Kiss the Sky (Addicted #3)(43)



She puts a hand to my chest almost as soon as her ass hits the tiles. “No,” she says, disentangling from me. She stands.

I stay on my knees and frown at her change of heart. I’m confused—and that doesn’t happen often. “You can’t deny what your body responds to. You liked it, and that’s all right, Rose.”

“I know.” She nods with more assurance. “I just don’t need you to give me anything in return. That was for you.”

“I want to make you come.” And I’m going to f*cking do it. I hold her ankle and kiss her knee. “You’ll love it. Trust me.”

“I don’t care.” She pries my hand off her leg.

I stand up now, my gaze harsh on hers. “I f*cking care.”

“This wasn’t quid pro quo. I wasn’t going to blow you so you could get me off.”

She’s jumped on a new page of our book, and she’s left me to find which one that is. “You’re aroused,” I tell her. “Lie to me and tell me you aren’t going to go back to our room and touch yourself.”

She raises her chin, not backing down.

I could shove her against the wall, watch the breath leave her lips, watch her body respond in vicious hunger. She’d let me please her. But I don’t want to push her to that place without understanding her sudden reservations.

She takes one step towards me and says, “I don’t need you to make me come.” Fear swims to the surface of her piercing eyes.

And it clicks. Just like that. I see the ocean beneath her words, the deeper meaning to everything. I bring her into my arms. I don’t care that her limbs are stiff.

She tries to push me away, and I hold her to my chest in a tight hug. My lips skim her ear as I say forcefully, “Vous avez tort.” You’re wrong.

Her body flushes, and I abruptly release her, shut off the water, and find a towel nearby. I wrap her in the soft cotton while she stares at me, questioningly, wondering if I’m going to elaborate.

She finally says, “I’m not wrong.”

“You think your virginity is a prize that I want to win and run away with.
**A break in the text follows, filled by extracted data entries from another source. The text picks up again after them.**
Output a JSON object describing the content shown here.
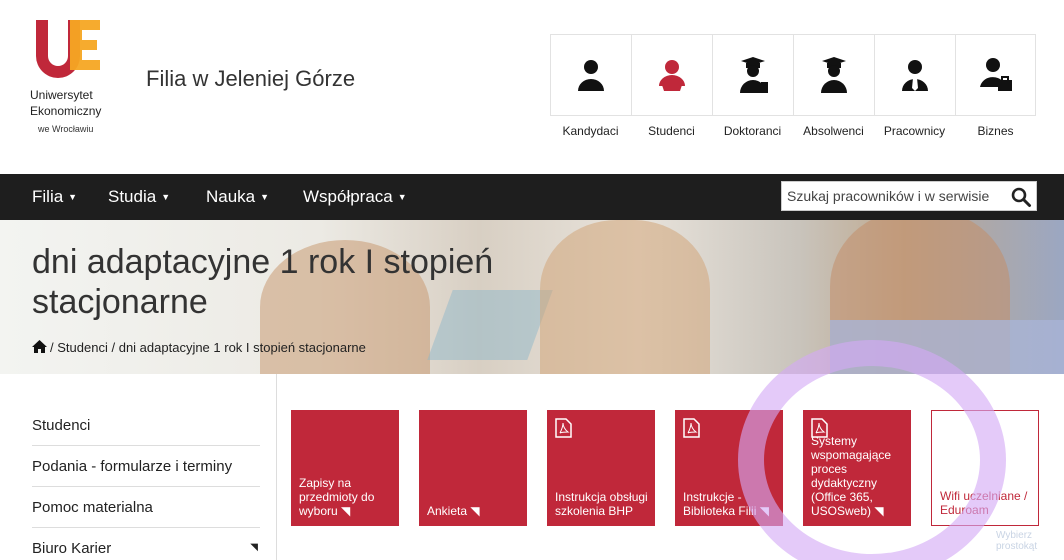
{
  "header": {
    "logo_mark": "UE",
    "logo_line1": "Uniwersytet",
    "logo_line2": "Ekonomiczny",
    "logo_line3": "we Wrocławiu",
    "site_name": "Filia w Jeleniej Górze",
    "portals": [
      {
        "label": "Kandydaci",
        "icon": "person-icon",
        "color": "#111111"
      },
      {
        "label": "Studenci",
        "icon": "student-icon",
        "color": "#c0283a"
      },
      {
        "label": "Doktoranci",
        "icon": "doctorate-icon",
        "color": "#111111"
      },
      {
        "label": "Absolwenci",
        "icon": "graduate-icon",
        "color": "#111111"
      },
      {
        "label": "Pracownicy",
        "icon": "employee-icon",
        "color": "#111111"
      },
      {
        "label": "Biznes",
        "icon": "business-icon",
        "color": "#111111"
      }
    ]
  },
  "nav": {
    "items": [
      "Filia",
      "Studia",
      "Nauka",
      "Współpraca"
    ],
    "search_placeholder": "Szukaj pracowników i w serwisie"
  },
  "hero": {
    "title": "dni adaptacyjne 1 rok I stopień stacjonarne",
    "breadcrumb": [
      "Studenci",
      "dni adaptacyjne 1 rok I stopień stacjonarne"
    ],
    "breadcrumb_sep": "/"
  },
  "sidebar": {
    "items": [
      "Studenci",
      "Podania - formularze i terminy",
      "Pomoc materialna",
      "Biuro Karier"
    ]
  },
  "tiles": [
    {
      "label": "Zapisy na przedmioty do wyboru",
      "pdf": false
    },
    {
      "label": "Ankieta",
      "pdf": false
    },
    {
      "label": "Instrukcja obsługi szkolenia BHP",
      "pdf": true
    },
    {
      "label": "Instrukcje - Biblioteka Filii",
      "pdf": true
    },
    {
      "label": "Systemy wspomagające proces dydaktyczny (Office 365, USOSweb)",
      "pdf": true
    },
    {
      "label": "Wifi uczelniane / Eduroam",
      "pdf": false
    }
  ],
  "overlay_text": "Wybierz prostokąt",
  "colors": {
    "brand_red": "#c0283a",
    "nav_bg": "#1e1e1e",
    "logo_orange": "#f5a623",
    "highlight": "#d4aaf5"
  }
}
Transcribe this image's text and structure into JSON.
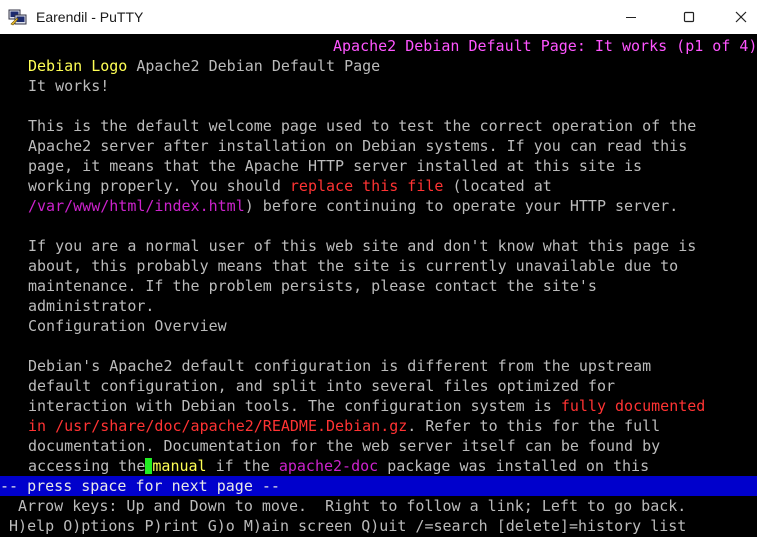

Am I right?”

“Don’t manipulate me.” She shakes her head. “I don’t need you to tell me what I want to hear just so you can win that much easier.”

She’s crazy to believe such a horrible f*cking thing. I want to hold her longer, tighter, to calm her with my words. “I’m not manipulating you, Rose. You’re smart enough to understand me. And if you truly believe I’d manipulate a woman just to f*ck her, then you don’t know me very well.”

“Don’t lie to me.” She points to her chest, her eyes wild. “I’m a pit stop to you. I’m the halfway mark until you find a woman who will kneel in and out of the bedroom.”

“If I wanted a wallflower out of the f*cking bedroom, then I’d never even talk to you, Rose.” What gets me off is the way a strong woman can give herself to me the moment she passes through a door, the minute I can overpower a girl during a fit of passion. And then we can go back matching each other once again. Why would I want someone who can’t keep up with me? What enjoyment is there in that?

She shakes her head, not believing me. Why can’t she f*cking believe me? It’s the goddamn truth!

“You need someone who will be by your side twenty-four-seven,” she says. “Who has no greater obligations that will divide her attention from yours. I have been a ten-year-long chase for you, Richard. Nothing more.”

I try not to expose my hurt, but it literally tears at my face, too livid to conceal. She’s driven something hard and cold inside of me. “No,” I force. “No, Rose. You’re so f*cking wrong.”

She breathes heavily, clutching the towel with a firm grip.

I near her, cupping her face with large rough hands. I stare down into her yellow-green eyes. “You’re not a pit stop. You’re my finish line. There’s no one after you.” I kiss her powerfully, my tongue parting her lips, and she responds. But not as much as I hoped. So I break apart and add, “I want you for eternity, not for a brief moment in time.”

I don’t understand why every time I speak it sounds like an empty pickup line.

I can’t lose her.

Not because of this.

I try to imagine a life without Rose and I see something gray, something motionless—a world without time and a place without color. I see mundane and dreary and lackluster.

I can’t lose her.

Not for anything.

She places a kiss on my cheek. “I want to believe you, and I’m going to trust you, but just as a forewarning, it may take more than words in the future.” With this, she opens the shower door and she leaves me with a new challenge. But I’d be with her without all the tests—all the hoops she makes me jump. I do enjoy them.

But I enjoy her more.





[ 16 ]

CONNOR COBALT



I’m late.

I f*cking hate that I’m late. Even with my legitimate excuse—five hours of Wharton lectures and another two hour business meeting at a New York City restaurant—I’m still unnerved. Time is obstinate, constant, and undeniably aggravating. No matter how hard I try, time will not bend to my will.

The traffic on my commute from New York to Philly resurfaces my frustration. A man in a green truck lays on his horn to my left, as if noise will magically part the congested freeway. I hold back the urge to roll down my window and remind him that he’s not Moses and magic does not exist.